Lucky Mc Kee : Je suis content que vous citiez ces références là, on m’évoque parfois des films que nous n’avons pas vu comme Heathers (Fatal Games en VF). J’ai fini par le voir tardivement mais je ne l’ai pas fini. Carrie est pour moi le meilleur film d’horreur se déroulant dans une université. Chris est un fan absolu de Stephen King, il a lu tout ce qu’il a écrit et connaît donc très bien Simetierre en effet. Et il y a sans la moindre hésitation un côté Freaky Friday dans l’histoire. J’aime beaucoup Dangereuse alliance ou Jennifer’s body également, c’est un excellent film fait par des femmes très intelligentes.

 

CF : Comment avez-vous travaillé les effets spéciaux avec Robert Kurtzman ?

Lucky Mc Kee : Plus précisément nous avons travaillé avec sa société. Il supervise le travail de son atelier dans l’Ohio et a envoyé deux de ses collaborateurs les plus doués, David Greathouse et Beki Ingram, sur le plateau pour travailler directement avec nous. Ils ont surtout travaillé sur les effets de maquillage, comme les nombreuses blessures des protagonistes.

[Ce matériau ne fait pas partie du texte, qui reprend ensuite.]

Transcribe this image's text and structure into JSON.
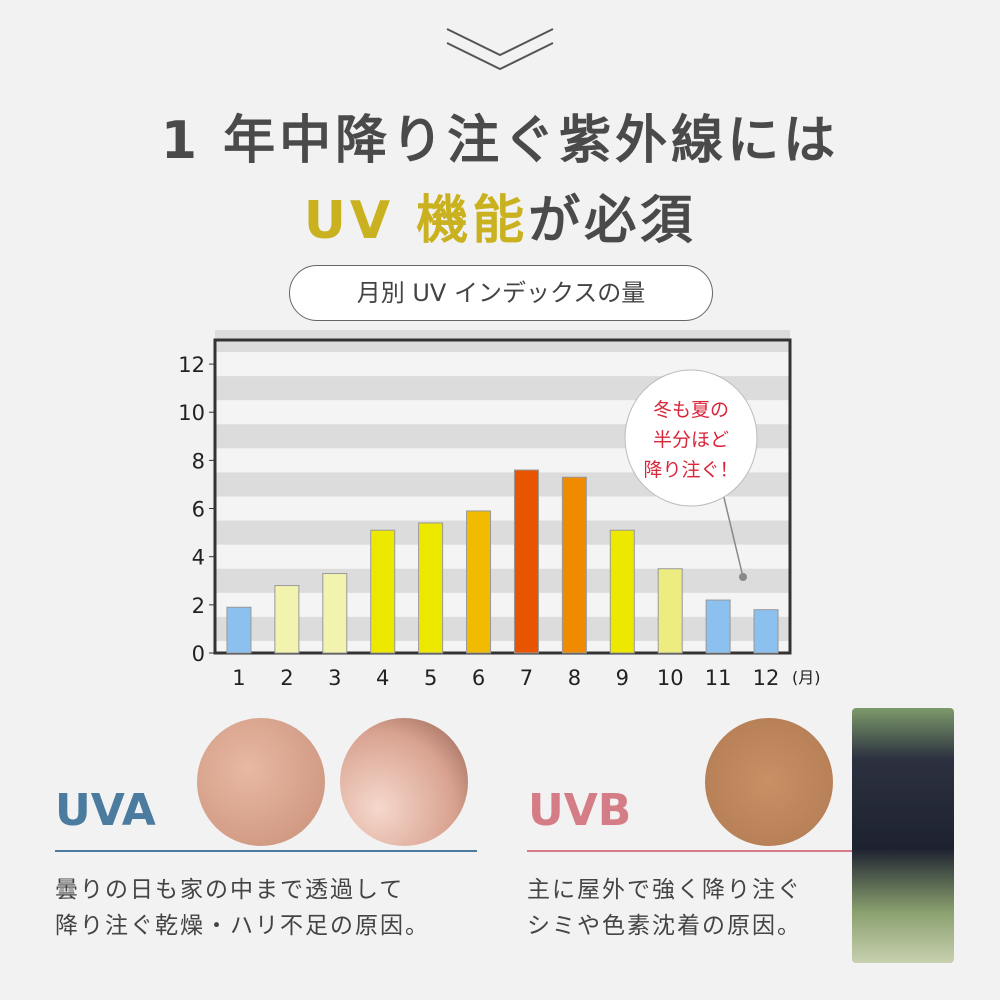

C’est la troisième fois que je travaillais avec lui et ça s’est bien passé comme toujours. Pour les effets numériques, nous avons fait appel à une autre société. C’est Roger Nall qui les a supervisé, Chris avait travaillé avec lui sur I knew who killed me.

 

CF : Le titre complet se révèle être All cheerleaders die part 1 : c’est une blague ou une promesse ?

Lucky Mc Kee : Non, ce n’est pas une blague du tout, ce film est le premier acte d’une série de films que nous avons planifié. Nous posons beaucoup de questions sans donner de réponses qui restent dans notre escarcelle pour une ou plusieurs suite(s). Nous avons encore beaucoup de choses à révéler sur le pourquoi et le comment de ces pouvoirs magiques notamment. Il nous reste des histoires à raconter sur cet univers que nous avons imaginé. Cela dépendra évidemment de la réception du film pour déterminer quelle sera l’étape suivante, si nous ferons un film pour le cinéma, la télévision, internet ou du pay-per-view.

 

CF : Avez-vous déjà été contacté pour rejoindre l’une des anthologies qui se tournent actuellement ?

Lucky Mc Kee : On m’a proposé The Theater Bizarre 2 mais cela ne s’est pas fait pour le moment…

 

Signalons que depuis cet entretien, Lucky Mc Kee a rejoint l’anthologie Tales of Halloween qui sera notamment présenté au FEFFS 2015, également signé par Darren Lynn Bousman, Axelle Carolyn, Adam Gierasch, Andrew Kasch, Neil Marshall, Mike Mendez, Dave Parker, Ryan Schifrin, John Skipp et Paul Solet.